I love a good horror game, especially when they try to do something a little different, The easy thing to do is a horror walking simulator, or perhaps even a survival horror, and they can be good – but many of them fall flat.

A less common genre for horror games is that of the point and click. They exist, but are far less frequent. Unusual, considering that horror games usually have a strong narrative focus.

So here we have Almost My Floor, a game that launched on Steam around a year ago to quite positive reviews and is now coming to the Switch courtesy of Sometimes You.

Is it worth taking that elevator ride up? Let’s see!

Many thanks to Sometimes You for the review code.

Alex isn’t exactly at the best point in his life at the moment. He lives in a shitty apartment building on the crap side of town, his girlfriend left him, and he suffers from constant chronic migraines.

To make things even worse, after getting back to the apartment block he finds the elevator doors broken yet again. After a slightly cringeworthy encounter with one of his neighbours, he finally gets a hold of a crowbar to pry open the doors.

Things go from bad to worse as the endless journey up descends into madness as reality and fiction start to merge together. Evil forces, eyeballs, and monsters all lurk around stopping him from getting back home.

Meanwhile, detective Adam Trust is investigating the disappearance of Alex’s girlfriend. Could Alex be responsible, or is there a bigger mystery afoot?


Almost My Floor plays a little bit differently to your average point and click game. As you navigate the building you will be obtaining items via a cursor you can bring up with the right stick; these can then be manipulated with the environment in the traditional way: expect puzzles such as taping up the eyehole of a door, allowing you to steal a bicycle spoke, for example. However, there’s also a healthy dose of puzzle and QTE minigames scattered about too. The former are generally pretty straightforward, but with enough variety in them to maintain your interest. QTEs on the other hand typically crop up under dangerous situations, requiring quick reflexes in order to make it out alive. The game saves after pretty much everything you do, meaning that any surprise deaths will only set you back a few seconds or so.

The puzzles here are nothing too complex, especially as each floor usually only consists of a couple of events that you need to overcome before heading to the next area. This restricted format removes any need for backtracking, but it also makes for a pretty easy game too. On the plus side, it does allow you to focus on the narrative without any lengthy interruptions while you figure out how to proceed.

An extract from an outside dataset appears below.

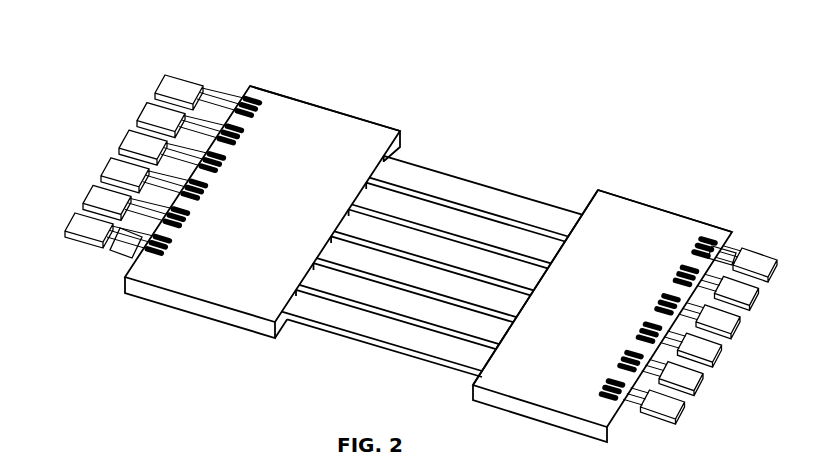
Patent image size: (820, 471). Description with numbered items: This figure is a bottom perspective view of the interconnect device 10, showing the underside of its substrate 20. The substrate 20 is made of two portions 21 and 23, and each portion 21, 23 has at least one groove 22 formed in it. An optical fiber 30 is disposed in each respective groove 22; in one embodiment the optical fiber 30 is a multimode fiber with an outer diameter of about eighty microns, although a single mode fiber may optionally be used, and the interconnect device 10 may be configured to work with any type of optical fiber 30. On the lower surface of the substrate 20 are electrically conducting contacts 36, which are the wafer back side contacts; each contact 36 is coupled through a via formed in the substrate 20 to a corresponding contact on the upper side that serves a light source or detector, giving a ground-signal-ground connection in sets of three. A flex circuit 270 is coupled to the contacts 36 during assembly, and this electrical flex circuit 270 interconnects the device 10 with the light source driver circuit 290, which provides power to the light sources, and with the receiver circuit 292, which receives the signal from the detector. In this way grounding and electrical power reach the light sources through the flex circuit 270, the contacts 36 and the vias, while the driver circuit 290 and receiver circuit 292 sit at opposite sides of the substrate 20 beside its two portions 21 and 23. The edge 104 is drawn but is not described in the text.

The narrative itself is pretty interesting, since you take control of both Adam and Alex over the various chapters. Both play similarly, but their personalities differ greatly. Adam is a more caring and sympathetic character, whereas Alex is a bit of a scumbag. This attitude differs a little from Buck Bradley where the protagonist is obnoxiously horrible, since at least Alex is a bit more of a redeemable scumbag. His attitude also makes you question just how innocent he may be too, so there’s also some type of narrative reason for it. This is bolstered by certain moral choices that he can make throughout the game, which will affect the ending; whilst moral choices are hardly new to the genre, the interesting thing here is that different choices have different puzzle solutions making them far more rewarding.

It’s a simple game for sure, and the puzzles were straightforward enough that I rarely had to test my logic skills, but I found it enjoyable for the couple of hours I spent with the game. It’s not perfect, however, as the interesting plot certainly has some undercooked elements that don’t feel like they’re explained well, and some of the dialogue can be a little awkward from time to time, but it’s still enjoyable enough to keep you invested and the final resolution feels complete enough to make your journey worthwhile.


I was pretty surprised with Almost My Floor as it offered a rather different gameplay experience to what I was expecting. It has a decent amount of variety in a pretty well-presented package. The game may prove too easy for fans of the genre, and there may be the occasional plot issue, but otherwise it’s a game that horror fans may be interested in giving a shot!